The six months have been hectic, as I'm currently trying to explain in my now-two-weeks overdue progress report for the semester. In late February I finished the book chapter I've worked on since August; that has now come back with comments from the publisher. It's quite exciting to see how that project has evolved. The book is planned for publication in early 2008, under the title Sustainable Fashion: Why Now? It is edited by Janet Hethorn (University of Delaware) and Connie Ulasewicz (San Francisco State University). My chapter is titled 'Jigsaw Puzzle: Creating Fashion without Creating Fabric Waste'. The other chapters (there are 15 in all!) seem very exciting; the book will be a valuable resource for various fashion-related fields.

I was accepted to present two different papers at two different conferences. The first was Dressing Rooms: Current Perspectives on Fashion and Textiles, in Oslo 14-16 May.

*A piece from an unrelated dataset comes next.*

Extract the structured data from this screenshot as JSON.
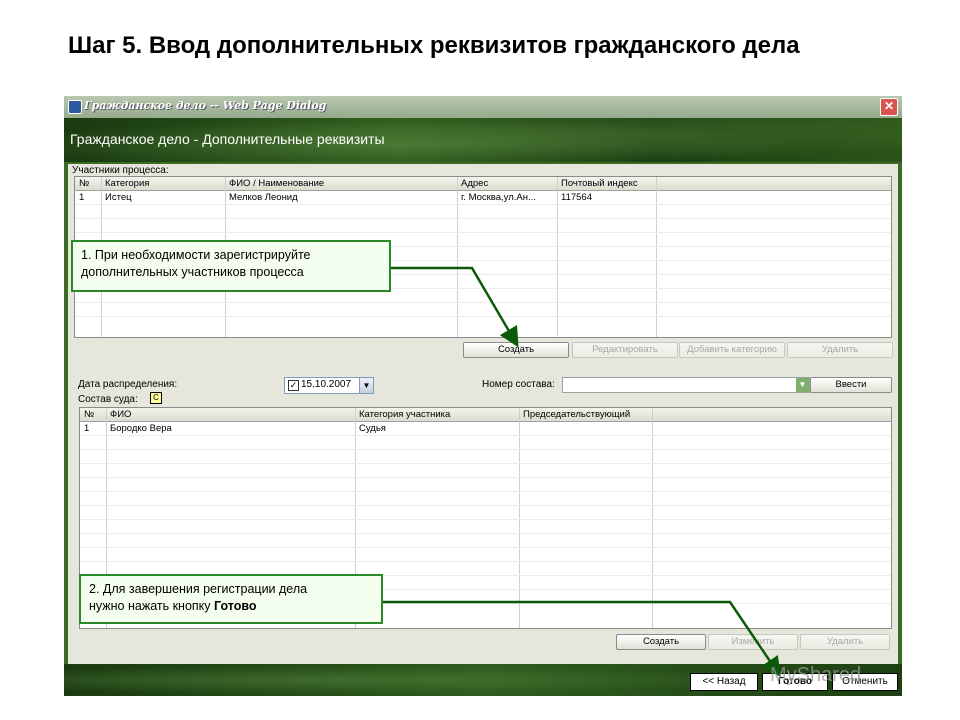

The second was Design Inquiries, organized by Nordes in Stockholm 27-30 May. Both conferences were invaluable experiences, both as speaker and audience member. At this point I still feel the information overload, as I'm typing up my notes. If another research student somewhere reads this and thinks, wow, he's doing all that, know this: I was petrified going to both conferences, doubting everything that I was about to talk about. It's that eternal fear of being caught out. That you're a fraud. You just need to ignore that fear for the twenty minutes it takes to present a paper.

During the trip I had a chance to meet Professor Julian Roberts from the University of Hertfordshire. His approach to fashion design and pattern cutting (or what we in Australia call patternmaking - I still don't know where I sit with either term, and am not sure it matters, either) has interested me from the start of my project, and he was generous in talking about his work. Hell, he was generous just to meet me (and buy me a drink, which I had no opportunity to shout back). I still can't believe how late I was, although luckily I've since understood a few more things about reading the London Tube map.

I was also contacted by Mark Liu who I then had the pleasure of meeting. Mark is a former student who is finishing his MA in Textile Futures. His final work? A series of textiles, that are in fact garments - all of the textile is in each garment; these are zero-fabric-waste fashion! I got very excited by his initial email, and even more so when I saw the work. He's letting me include the the work in the book chapter, too.

I think that'll do for an update for now. Of course I've been busiest with making. More on that at the other one.